Blues and the Abstract Truth
To the victor go the spoils, and to the soldier on the other side...well, they're usually not too concerned about the spoils, having suffered the disadvantage of being killed. As for the women and children left behind by the vanquished, their fate throughout history had been particularly appalling. Euripides tackled their powerless anguish in a pair of dramas, now brought together by Frank Theatre. The result is innovative and intellectually engaging, if at times overwrought and exhausting.
Director Wendy Knox has taken a literary welding torch to The Trojan Women and Hecuba, two works dealing with the aftermath of the Trojan War. When Women of Troy opens, a full decade has passed since Paris made off with the babelicious Helen, and the great city is under siege by the Greeks. The notably treacherous Odysseus then comes up with the Trojan horse idea, and soon the war is over and a metaphor is born. All that's left for the Greeks is to deal with the women and children.
This show is staged in the same Pillsbury machine shop as last year's Fucking A, though the stage has been shifted 90 degrees. The building's industrial infrastructure is put to good use when the giant Trojan horse appears, pulled by a winch attached to a scary-looking overhead track system. John Francis Beuche's set design organically fills the large space while reveling in its funkiness. His faux concrete pillars evoke exoticism until the eye lands on textures of rusty metal and dirty wood. It's a great visual tension.
A second distinctive element of this production is Marya Hart's original piano-based score of songs. Reportedly inspired by a binge of Marian Anderson spirituals, the tunes draw from folk blues and gospel as well as the urbane compositions of Duke Ellington and Kurt Weill.
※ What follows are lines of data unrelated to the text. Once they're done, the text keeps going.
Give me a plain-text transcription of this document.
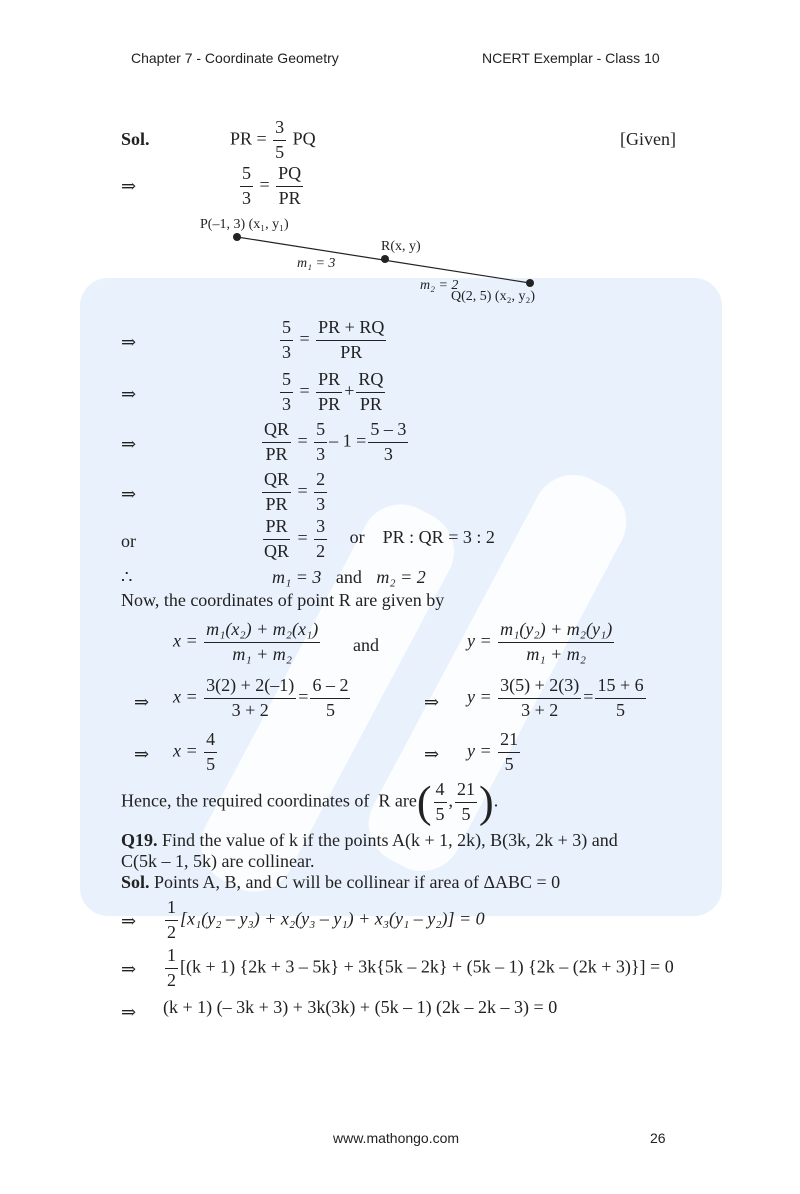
Chapter 7 - Coordinate Geometry	NCERT Exemplar - Class 10
Sol.	PR = $\frac{3}{5}$ PQ	[Given]
⇒	$\frac{5}{3} = \frac{PQ}{PR}$
P(–1, 3) (x₁, y₁)
R(x, y)
m₁ = 3
m₂ = 2
Q(2, 5) (x₂, y₂)
⇒	$\frac{5}{3} = \frac{PR + RQ}{PR}$
⇒	$\frac{5}{3} = \frac{PR}{PR} + \frac{RQ}{PR}$
⇒	$\frac{QR}{PR} = \frac{5}{3} - 1 = \frac{5 - 3}{3}$
⇒	$\frac{QR}{PR} = \frac{2}{3}$
or	$\frac{PR}{QR} = \frac{3}{2}$ or    PR : QR = 3 : 2
∴	m₁ = 3 and m₂ = 2
Now, the coordinates of point R are given by
$x = \frac{\text{m₁(x₂) + m₂(x₁)}}{\text{m₁ + m₂}}$ and	$y = \frac{\text{m₁(y₂) + m₂(y₁)}}{\text{m₁ + m₂}}$
⇒ $x = \frac{3(2) + 2(-1)}{3 + 2} = \frac{6 - 2}{5}$	⇒ $y = \frac{3(5) + 2(3)}{3 + 2} = \frac{15 + 6}{5}$
⇒ $x = \frac{4}{5}$	⇒ $y = \frac{21}{5}$
Hence, the required coordinates of  R $are( \frac{4}{5}$ , $\frac{21}{5}$ ).
Q19. Find the value of k if the points A(k + 1, 2k), B(3k, 2k + 3) and
C(5k – 1, 5k) are collinear.
Sol. Points A, B, and C will be collinear if area of ΔABC = 0
⇒ $\frac{1}{2} [x_1(y_2 - y_3) + x_2(y_3 - y_1) + x_3(y_1 - y_2)] = 0$
⇒ $\frac{1}{2} [(k + 1) \{2k + 3 - 5k\} + 3k\{5k - 2k\} + (5k - 1)$ {2k – (2k + 3)}] = 0
⇒ (k + 1) (– 3k + 3) + 3k(3k) + (5k – 1) (2k – 2k – 3) = 0
www.mathongo.com	26
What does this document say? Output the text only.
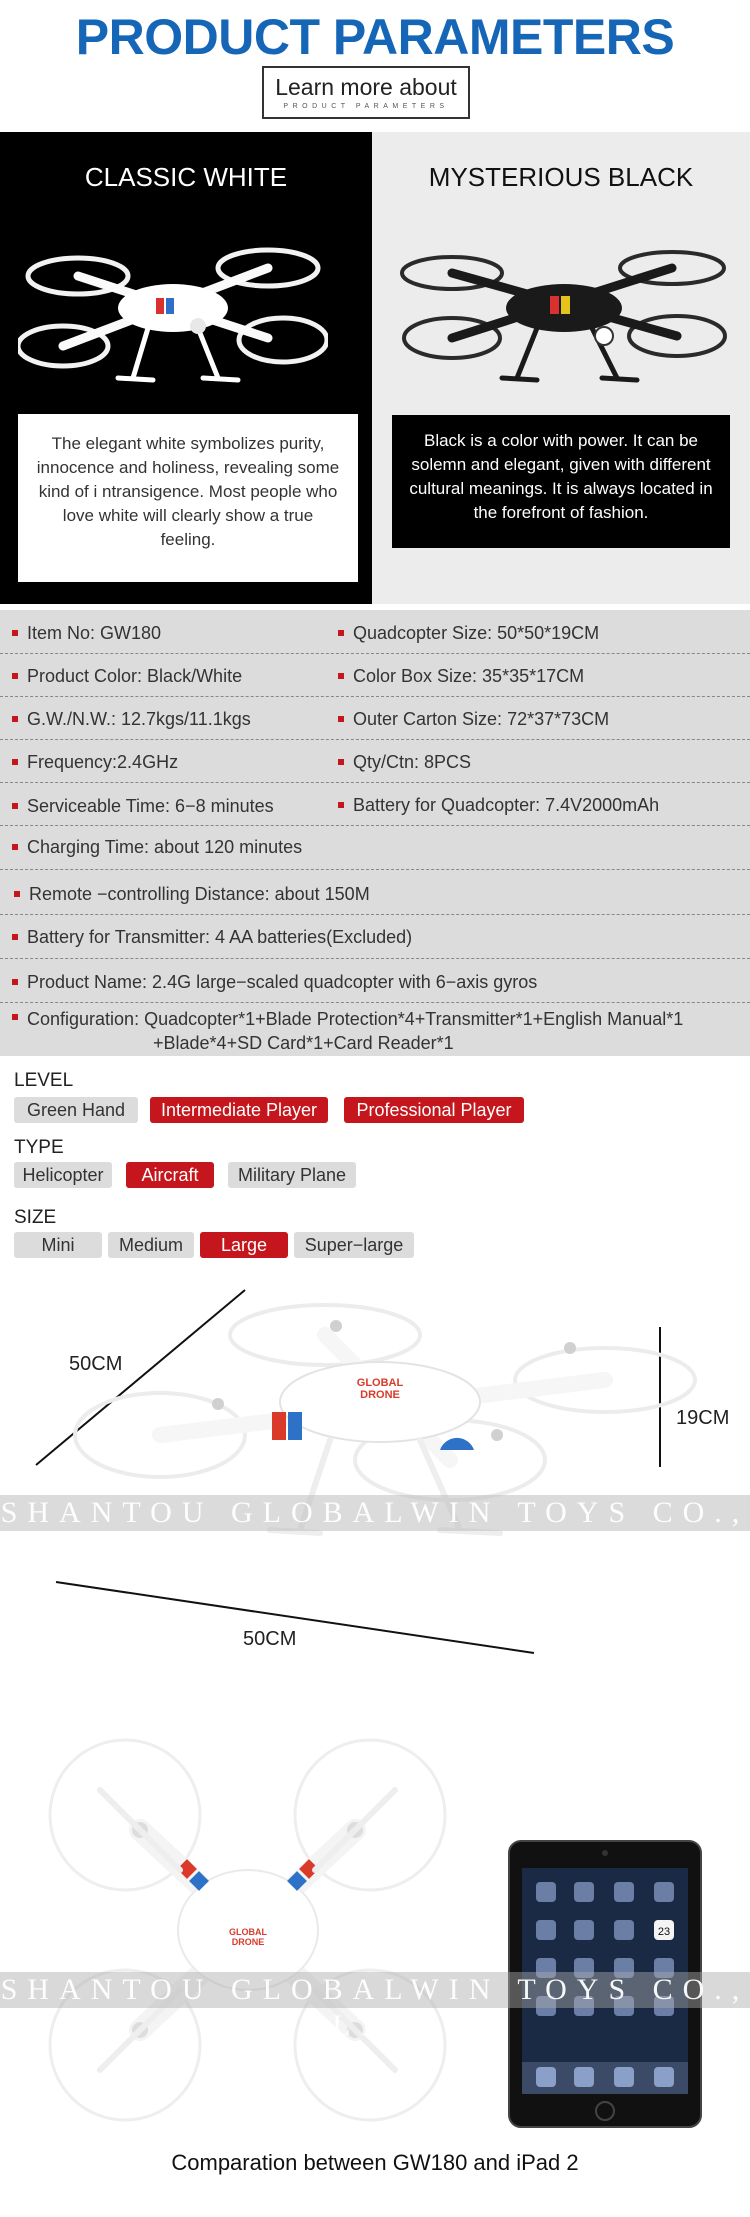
PRODUCT PARAMETERS
Learn more about
PRODUCT PARAMETERS
CLASSIC WHITE
The elegant white symbolizes purity, innocence and holiness, revealing some kind of i ntransigence. Most people who love white will clearly show a true feeling.
MYSTERIOUS BLACK
Black is a color with power. It can be solemn and elegant, given with different cultural meanings. It is always located in the forefront of fashion.
Item No: GW180	Quadcopter Size: 50*50*19CM
Product Color: Black/White	Color Box Size: 35*35*17CM
G.W./N.W.: 12.7kgs/11.1kgs	Outer Carton Size: 72*37*73CM
Frequency:2.4GHz	Qty/Ctn: 8PCS
Serviceable Time: 6−8 minutes	Battery for Quadcopter: 7.4V2000mAh
Charging Time: about 120 minutes
Remote −controlling Distance: about 150M
Battery for Transmitter: 4 AA batteries(Excluded)
Product Name: 2.4G large−scaled quadcopter with 6−axis gyros
Configuration: Quadcopter*1+Blade Protection*4+Transmitter*1+English Manual*1
+Blade*4+SD Card*1+Card Reader*1
LEVEL
Green Hand	Intermediate Player	Professional Player
TYPE
Helicopter	Aircraft	Military Plane
SIZE
Mini	Medium	Large	Super−large
GLOBAL
DRONE
SHANTOU GLOBALWIN TOYS CO., LTD
50CM
19CM
50CM
GLOBAL
DRONE
23
SHANTOU GLOBALWIN TOYS CO., LTD
Comparation between GW180 and iPad 2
The lyrics are extremely emotional, while at times utilizing a simplified language that reduces painful truths to ironic nuggets. When the women rue being tricked by the beautiful horse, they muse, "He was tall." While the score at times verges on the monochromatic, it contains numerous high points, such as "Our Fate" (lyric: "It was our fate/Grief and destruction was our fate"), when the sheer heaviness of what we're being asked to contemplate comes across entirely.
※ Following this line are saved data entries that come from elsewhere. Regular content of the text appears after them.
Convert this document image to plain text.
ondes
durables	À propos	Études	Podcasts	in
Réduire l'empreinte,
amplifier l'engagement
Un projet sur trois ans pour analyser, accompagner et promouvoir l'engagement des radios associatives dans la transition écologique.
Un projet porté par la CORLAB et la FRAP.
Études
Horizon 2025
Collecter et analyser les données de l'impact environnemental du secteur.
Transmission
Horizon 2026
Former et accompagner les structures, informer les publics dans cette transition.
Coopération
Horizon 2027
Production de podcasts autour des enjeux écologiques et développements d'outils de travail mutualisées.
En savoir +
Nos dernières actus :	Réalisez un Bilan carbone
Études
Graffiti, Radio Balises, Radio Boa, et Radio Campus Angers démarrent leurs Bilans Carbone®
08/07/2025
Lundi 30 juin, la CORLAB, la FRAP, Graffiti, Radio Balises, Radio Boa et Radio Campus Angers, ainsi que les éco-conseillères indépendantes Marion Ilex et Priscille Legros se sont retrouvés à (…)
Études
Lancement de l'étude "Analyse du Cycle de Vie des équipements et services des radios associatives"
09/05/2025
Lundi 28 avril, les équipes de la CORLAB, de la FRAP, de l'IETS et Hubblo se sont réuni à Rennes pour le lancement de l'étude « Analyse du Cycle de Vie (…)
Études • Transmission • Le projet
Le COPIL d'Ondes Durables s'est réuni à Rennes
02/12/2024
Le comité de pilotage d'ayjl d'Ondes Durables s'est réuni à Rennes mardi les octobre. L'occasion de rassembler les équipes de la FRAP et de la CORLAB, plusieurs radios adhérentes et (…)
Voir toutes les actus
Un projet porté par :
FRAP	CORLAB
The ensemble cast is led by stage vet Janis Hardy, who ably maneuvers Hecuba through the horrors of enslavement and losing her children, then the gory half-victory that follows. When she's washing her hands with blood, Hardy is the spirit of cool but unhinged malice. Christiana Clark is funny and a bit scary as Cassandra, and Maesie Speer depicts a touching innocence amid catastrophe, dirt, and bloodshed.
Because that's what this play is all about: the crushing, ineluctable tragedy that envelops women and children in times of war. Gary Keast gives a nice portrayal of a soldier who regrets the evil things he's doing, but who sure as hell is going to follow orders. At a time when our own culture has been at least partly numbed to the reality of the suffering of others in faraway places, this work provokes both empathy and profound frustration. Hart's use of African American musical idioms also serves to evoke the Middle Passage: When the women of Troy prepare to leave their once-happy home for a lifetime in bondage, you can almost feel the echoes rippling through time.
I was asking myself at intermission, though, why I wasn't able to lose myself and love this piece. I suspect it's a matter of tone. The show goes from zero to insanely distraught in about ten seconds, and then it stays there. It's about "waves of grief," but feels more like a tsunami--an overpowering wall of suffering that never lets up. Knox's cast is in fine voice, and her hybrid script affords great fuel for the mind. If only this production dialed back the emotion long enough for me to come to it, I might have been able to climb through the breach and break down the barrier between my seat and the stage.